The New Sudoku Players' Forum

[kwdos]

The theoretical acceptability or otherwise of forced chains has been discussed exhaustively here (and elsewhere) and I have no wish to reopen old issues (personally I think the technique is clever, ingenious and elegant, but as many have observed these assessments are in the eye of the beholder).

However, now I have started to use the technique, I do have one worry. What if one applies the technique to incorrectly set Sudokus which have multiple solutions? Is there a danger that one might 'crystallise' one of the solutions by selecting a particular forced chain from among the many possibilities which sometimes arise (another possible chain might have 'crystallised' another solution) and thus miss the fact that multiple solutions exist?

I know that such incorrectly set Sudokus are very rare but, even if they only occur as a theoretical possibility, they seem to raise the possibility that use of forced chains implicitly assumes the existence of just one solution. I have not found any case where this possibility definitely arises (not that I have searched much yet) and it may be that there is some reason(s) why this worry can be quashed and I would be delighted if anyone can remove my worry!

[stuartn]

I think we may have looked at this before - IMHO (and I'm sure tso will correct me if I'm wrong), to use the assumption that a grid is unique cannot be a valid method of elimination - because if you reach the stage where such a technique has to be used, the grid has multiple solutions anyway....

There are plenty of sites out there providing 'invalid' Sudoku's (they're still number grid puzzles - but they're not Sudoku's) - Pappocoms et al are certainly the most reliable for unique grids

stuartn

[kwdos]

Stuartn comments that 'to use the assumption that a grid is unique cannot be a valid method of elimination'. This is precisely my point. It looks as if forcing chains may be implicitly making this assumption - and, if so, then the technique must certainly be called into question!

[Karyobin]

!

Goodness.

[stuartn]

kwdos wrote:

It looks as if forcing chains may be implicitly making this assumption

Disagree entirely - you can use forcing chains on the simplest of unique Sudoku's - and not use another technique whatsoever to finish the grid. It is also useful on the most difficult - as a recent thread showed. - but it's certainly not making any assumptions about uniqueness. Can you tell us more about why you reckon they implicitly make the assumption?

stuartn

[kwdos]

I thought that my first message did so - I'm sorry if I'm failing to make the point very well.

If one has an incorrectly set Sudoku and uses a forcing chain my worry is that this will pick out just one of the possible solutions, thus hiding the existence of others. As I said in the first message, I don't know if this could ever happen, but I can't see any reason why it could not. I was hoping that one of the experts like Tso could lay my worry to rest!

[tso]

Forcing chains do not require the puzzle to have a unique solution any more or any less than naked singles. They work exactly as well in a puzzle that has multiple solutions, regardless of whether or not the solver knows it has multiple solutions. It even works in a puzzle with NO solution.
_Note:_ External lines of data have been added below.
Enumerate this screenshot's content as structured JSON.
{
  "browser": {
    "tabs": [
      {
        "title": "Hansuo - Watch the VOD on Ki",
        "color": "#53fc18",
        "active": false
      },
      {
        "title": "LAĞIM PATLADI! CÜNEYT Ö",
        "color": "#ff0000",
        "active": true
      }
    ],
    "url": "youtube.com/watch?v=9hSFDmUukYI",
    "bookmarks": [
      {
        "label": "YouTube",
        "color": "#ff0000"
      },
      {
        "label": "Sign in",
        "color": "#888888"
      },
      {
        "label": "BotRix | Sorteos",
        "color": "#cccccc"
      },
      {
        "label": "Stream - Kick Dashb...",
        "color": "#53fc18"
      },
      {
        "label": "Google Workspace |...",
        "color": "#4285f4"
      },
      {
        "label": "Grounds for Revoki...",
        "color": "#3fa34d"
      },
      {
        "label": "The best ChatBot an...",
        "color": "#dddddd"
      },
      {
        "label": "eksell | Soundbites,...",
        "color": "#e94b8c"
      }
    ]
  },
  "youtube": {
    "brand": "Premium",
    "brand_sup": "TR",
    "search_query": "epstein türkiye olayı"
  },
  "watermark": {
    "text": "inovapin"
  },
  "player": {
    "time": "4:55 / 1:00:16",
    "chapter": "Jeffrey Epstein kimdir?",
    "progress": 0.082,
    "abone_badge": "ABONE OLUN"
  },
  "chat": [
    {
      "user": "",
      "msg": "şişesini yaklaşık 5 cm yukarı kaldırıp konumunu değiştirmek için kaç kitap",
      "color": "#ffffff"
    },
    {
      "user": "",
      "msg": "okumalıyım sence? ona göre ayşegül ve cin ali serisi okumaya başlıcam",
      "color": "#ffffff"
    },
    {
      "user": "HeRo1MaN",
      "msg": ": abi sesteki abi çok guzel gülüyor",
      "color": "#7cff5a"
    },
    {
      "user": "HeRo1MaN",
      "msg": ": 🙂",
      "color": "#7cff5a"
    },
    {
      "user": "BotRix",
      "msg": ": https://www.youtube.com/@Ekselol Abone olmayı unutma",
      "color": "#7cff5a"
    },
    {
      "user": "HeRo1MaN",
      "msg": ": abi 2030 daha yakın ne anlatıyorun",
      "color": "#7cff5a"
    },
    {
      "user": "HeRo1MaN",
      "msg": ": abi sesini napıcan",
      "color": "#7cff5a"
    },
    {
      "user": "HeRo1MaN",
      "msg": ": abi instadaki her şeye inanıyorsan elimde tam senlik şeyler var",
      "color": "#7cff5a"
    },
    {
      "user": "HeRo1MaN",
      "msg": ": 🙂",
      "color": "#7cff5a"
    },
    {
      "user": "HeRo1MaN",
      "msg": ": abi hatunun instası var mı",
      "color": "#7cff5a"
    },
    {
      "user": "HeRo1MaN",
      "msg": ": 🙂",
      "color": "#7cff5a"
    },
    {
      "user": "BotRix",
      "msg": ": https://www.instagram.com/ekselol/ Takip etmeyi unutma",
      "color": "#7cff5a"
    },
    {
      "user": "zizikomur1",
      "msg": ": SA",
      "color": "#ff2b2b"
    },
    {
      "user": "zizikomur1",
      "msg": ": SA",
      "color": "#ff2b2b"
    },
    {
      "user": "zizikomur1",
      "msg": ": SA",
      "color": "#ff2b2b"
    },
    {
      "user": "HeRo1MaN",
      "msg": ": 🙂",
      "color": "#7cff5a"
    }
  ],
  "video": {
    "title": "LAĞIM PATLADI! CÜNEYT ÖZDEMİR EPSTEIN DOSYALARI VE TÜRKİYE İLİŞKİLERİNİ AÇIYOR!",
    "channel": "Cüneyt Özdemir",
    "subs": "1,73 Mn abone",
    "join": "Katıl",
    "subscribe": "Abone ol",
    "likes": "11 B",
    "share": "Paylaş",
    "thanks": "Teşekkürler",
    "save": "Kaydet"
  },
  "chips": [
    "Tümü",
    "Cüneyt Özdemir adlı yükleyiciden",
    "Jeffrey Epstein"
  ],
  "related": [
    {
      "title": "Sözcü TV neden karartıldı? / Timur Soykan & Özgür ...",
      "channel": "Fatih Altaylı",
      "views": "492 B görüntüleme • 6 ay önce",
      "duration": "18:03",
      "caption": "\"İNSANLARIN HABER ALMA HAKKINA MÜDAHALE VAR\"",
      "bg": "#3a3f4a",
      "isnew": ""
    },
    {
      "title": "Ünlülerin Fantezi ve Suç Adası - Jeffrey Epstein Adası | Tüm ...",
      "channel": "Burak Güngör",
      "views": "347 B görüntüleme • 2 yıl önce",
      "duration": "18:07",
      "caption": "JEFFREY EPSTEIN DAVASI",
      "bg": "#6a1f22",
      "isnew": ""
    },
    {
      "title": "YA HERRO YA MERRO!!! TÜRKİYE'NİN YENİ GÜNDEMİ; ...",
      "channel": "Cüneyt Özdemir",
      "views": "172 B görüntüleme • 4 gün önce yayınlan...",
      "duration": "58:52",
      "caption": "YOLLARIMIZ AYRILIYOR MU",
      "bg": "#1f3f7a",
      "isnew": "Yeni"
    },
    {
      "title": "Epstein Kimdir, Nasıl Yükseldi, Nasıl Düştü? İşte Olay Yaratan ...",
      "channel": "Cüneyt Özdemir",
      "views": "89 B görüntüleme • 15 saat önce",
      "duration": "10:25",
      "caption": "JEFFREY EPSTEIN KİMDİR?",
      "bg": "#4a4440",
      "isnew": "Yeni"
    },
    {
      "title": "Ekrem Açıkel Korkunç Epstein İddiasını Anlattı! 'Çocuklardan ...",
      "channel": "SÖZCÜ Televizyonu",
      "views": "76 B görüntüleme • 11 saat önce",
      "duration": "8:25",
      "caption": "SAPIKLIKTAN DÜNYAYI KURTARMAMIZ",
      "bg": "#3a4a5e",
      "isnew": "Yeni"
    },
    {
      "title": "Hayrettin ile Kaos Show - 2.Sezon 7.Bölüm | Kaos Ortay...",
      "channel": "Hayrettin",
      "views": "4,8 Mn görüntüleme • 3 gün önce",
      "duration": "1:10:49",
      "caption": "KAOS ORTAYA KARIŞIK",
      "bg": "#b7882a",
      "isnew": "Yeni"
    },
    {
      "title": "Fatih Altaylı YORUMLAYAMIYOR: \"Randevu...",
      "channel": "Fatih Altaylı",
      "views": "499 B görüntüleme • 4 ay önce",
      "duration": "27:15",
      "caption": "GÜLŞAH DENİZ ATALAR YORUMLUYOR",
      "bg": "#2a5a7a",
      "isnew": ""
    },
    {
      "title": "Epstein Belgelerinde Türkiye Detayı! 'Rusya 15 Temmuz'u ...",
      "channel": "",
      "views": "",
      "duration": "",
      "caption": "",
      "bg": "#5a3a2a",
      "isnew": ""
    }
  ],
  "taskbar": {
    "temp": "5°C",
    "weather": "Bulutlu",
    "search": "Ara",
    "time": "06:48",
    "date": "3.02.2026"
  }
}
Here is a simple example of a forcing chain:

Code: Select all

Row 3 -- [??][??][12][13]
Row 4 -- [??][??][23][34]


r3c3=1 => r3c4=3 => r4c4=4
r3c3=2 => r4c3=3 => r4c4=4
Therefore, r4c4=4


If all we know about this puzzle is the possibilities remaining in these four cells, we KNOW, by forcing chains, that the [34] cell CANNOT contain a 3 without contradiction. We may later discover that the puzzle has 1000 solutions or none at all -- regardless -- THIS cannot be '3'.

[tso]

The following puzzle from this thread has exactly two solutions:

Code: Select all

1.....58.
8....1..6
.6..2....
...59....
....7....
.93..2...
.1....8.4
...9.7.5.
6..2..71.


You may use any tactic to try to find the two solutions, including forcing chains. The only thing that will be of less use if it were to come up is the "uniqueness test" -- which IS a perfectly valid tactic to eliminate a possibility if one knows the solution is unique.


It would be interested to see if Sudokus could be created in which the uniquess test is the simplest path to the solution.

By the way, sometimes a particular situation is given less of a spotlight because of it is perceived to be 'rare'. If a generator, human or otherwise, intentionally creates puzzles with whatever structure, either creating them from scratch or simply making lots of puzzles and filtering for the wanted tactic -- the relative infrequency becomes meaningless.

[kwdos]

Thanks for your comments, Tso.

Of course in most (and quite likely all) situations forcing chains undeniably give the correct solution - certainly in all cases where the Sudoku is correctly set. I just wonder whether, even in principle in a multi-solution Sudoku (i.e. an incorrectly set non-valid Sudoku), from among many complex forcing chains which could perhaps occur simultaneously, there might exist cases where one forcing chain leads to an apparently correct result for one of the many solutions whereas if one picked another forcing chain one might produce one of the other solutions. If that were to be true then obviously one would need some other test to check that the Sudoku one thinks one has solved using forcing chains really has a unique solution and one could not necessarily trust such a solution without making an assumption about uniqueness. I see that I explained this badly originally but I hope this has made my niggling worry clearer.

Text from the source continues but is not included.